A diversidade de opiniões sobre o género será uma ameaça enquanto renunciarmos a exigir o respeito pelo valor da diversidade cultural expressa na religiosidade. Pode parecer ingénuo, mas é importante que os líderes e defensores religiosos não desistam de utilizar o sistema de defesa dos direitos humanos para afirmar a sua voz como uma voz que deve ser respeitada. 

O argumento frequentemente utilizado nestes casos é que as religiões dominantes impõem a sua visão hegemónica sobre o género. No entanto, seria útil que as religiões maioritárias fossem entendidas como parte de uma diversidade cultural que deve ser respeitada da mesma forma que outras religiões mais "modernas", por assim dizer. É na breve renúncia à individualidade que as comunidades religiosas poderiam consolidar uma unidade das várias religiões com uma ideia semelhante de género, a fim de contrariar a ameaça de imposições arbitrárias sobre a matéria.  

Existem universidades ou outras instituições académicas onde os dados sobre perseguição religiosa são estudados em profundidade, e alguma destas universidades é realmente relevante?

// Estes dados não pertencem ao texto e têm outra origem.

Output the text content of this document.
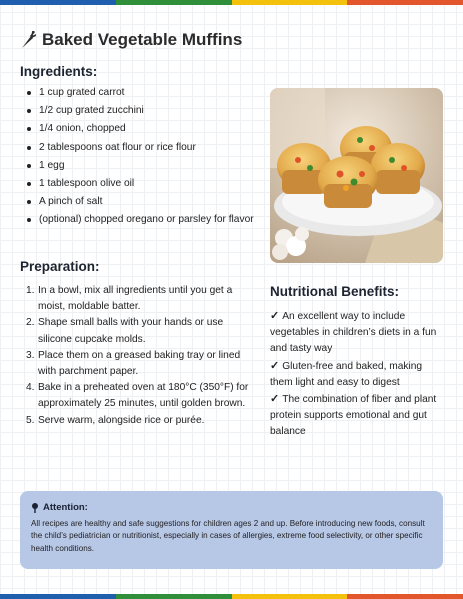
Baked Vegetable Muffins
Ingredients:
1 cup grated carrot
1/2 cup grated zucchini
1/4 onion, chopped
2 tablespoons oat flour or rice flour
1 egg
1 tablespoon olive oil
A pinch of salt
(optional) chopped oregano or parsley for flavor
Preparation:
1. In a bowl, mix all ingredients until you get a moist, moldable batter.
2. Shape small balls with your hands or use silicone cupcake molds.
3. Place them on a greased baking tray or lined with parchment paper.
4. Bake in a preheated oven at 180°C (350°F) for approximately 25 minutes, until golden brown.
5. Serve warm, alongside rice or purée.
Nutritional Benefits:
✓ An excellent way to include vegetables in children’s diets in a fun and tasty way
✓ Gluten-free and baked, making them light and easy to digest
✓ The combination of fiber and plant protein supports emotional and gut balance
Attention:
All recipes are healthy and safe suggestions for children ages 2 and up. Before introducing new foods, consult the child’s pediatrician or nutritionist, especially in cases of allergies, extreme food selectivity, or other specific health conditions.
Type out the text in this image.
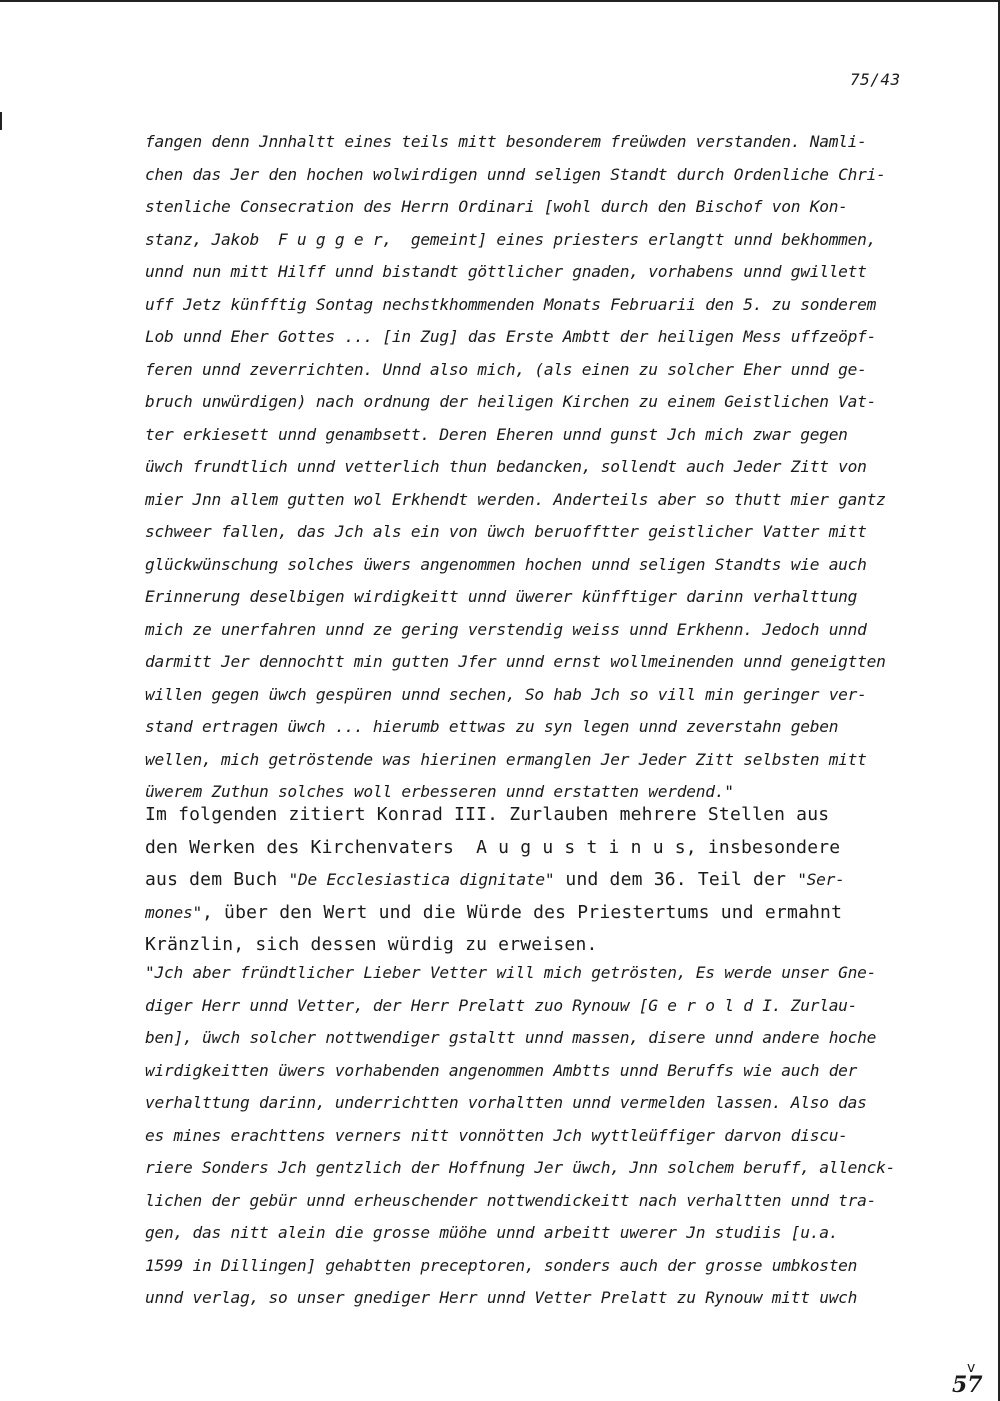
75/43
fangen denn Jnnhaltt eines teils mitt besonderem freüwden verstanden. Namli-
chen das Jer den hochen wolwirdigen unnd seligen Standt durch Ordenliche Chri-
stenliche Consecration des Herrn Ordinari [wohl durch den Bischof von Kon-
stanz, Jakob  F u g g e r,  gemeint] eines priesters erlangtt unnd bekhommen,
unnd nun mitt Hilff unnd bistandt göttlicher gnaden, vorhabens unnd gwillett
uff Jetz künfftig Sontag nechstkhommenden Monats Februarii den 5. zu sonderem
Lob unnd Eher Gottes ... [in Zug] das Erste Ambtt der heiligen Mess uffzeöpf-
feren unnd zeverrichten. Unnd also mich, (als einen zu solcher Eher unnd ge-
bruch unwürdigen) nach ordnung der heiligen Kirchen zu einem Geistlichen Vat-
ter erkiesett unnd genambsett. Deren Eheren unnd gunst Jch mich zwar gegen
üwch frundtlich unnd vetterlich thun bedancken, sollendt auch Jeder Zitt von
mier Jnn allem gutten wol Erkhendt werden. Anderteils aber so thutt mier gantz
schweer fallen, das Jch als ein von üwch beruofftter geistlicher Vatter mitt
glückwünschung solches üwers angenommen hochen unnd seligen Standts wie auch
Erinnerung deselbigen wirdigkeitt unnd üwerer künfftiger darinn verhalttung
mich ze unerfahren unnd ze gering verstendig weiss unnd Erkhenn. Jedoch unnd
darmitt Jer dennochtt min gutten Jfer unnd ernst wollmeinenden unnd geneigtten
willen gegen üwch gespüren unnd sechen, So hab Jch so vill min geringer ver-
stand ertragen üwch ... hierumb ettwas zu syn legen unnd zeverstahn geben
wellen, mich getröstende was hierinen ermanglen Jer Jeder Zitt selbsten mitt
üwerem Zuthun solches woll erbesseren unnd erstatten werdend."
Im folgenden zitiert Konrad III. Zurlauben mehrere Stellen aus
den Werken des Kirchenvaters  A u g u s t i n u s, insbesondere
aus dem Buch "De Ecclesiastica dignitate" und dem 36. Teil der "Ser-
mones", über den Wert und die Würde des Priestertums und ermahnt
Kränzlin, sich dessen würdig zu erweisen.
"Jch aber fründtlicher Lieber Vetter will mich getrösten, Es werde unser Gne-
diger Herr unnd Vetter, der Herr Prelatt zuo Rynouw [G e r o l d I. Zurlau-
ben], üwch solcher nottwendiger gstaltt unnd massen, disere unnd andere hoche
wirdigkeitten üwers vorhabenden angenommen Ambtts unnd Beruffs wie auch der
verhalttung darinn, underrichtten vorhaltten unnd vermelden lassen. Also das
es mines erachttens verners nitt vonnötten Jch wyttleüffiger darvon discu-
riere Sonders Jch gentzlich der Hoffnung Jer üwch, Jnn solchem beruff, allenck-
lichen der gebür unnd erheuschender nottwendickeitt nach verhaltten unnd tra-
gen, das nitt alein die grosse müöhe unnd arbeitt uwerer Jn studiis [u.a.
1599 in Dillingen] gehabtten preceptoren, sonders auch der grosse umbkosten
unnd verlag, so unser gnediger Herr unnd Vetter Prelatt zu Rynouw mitt uwch
v
57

De facto, nos últimos anos, surgiram muitos programas de investigação universitária que estão interessados na liberdade religiosa. O melhor exemplo é a Religião e Estado dirigido pelo Dr. Jonathan Fox na Universidade de Bar-Ilan, em Israel. Este projecto é a base de dados mais abrangente para analisar a discriminação religiosa no mundo. Com quase 150 indicadores, é agora o "padrão de ouro" para dados sobre liberdade religiosa no meio académico. Tem sido utilizado em mais de 200 publicações, incluindo livros, artigos académicos, teses de doutoramento e de pós-graduação.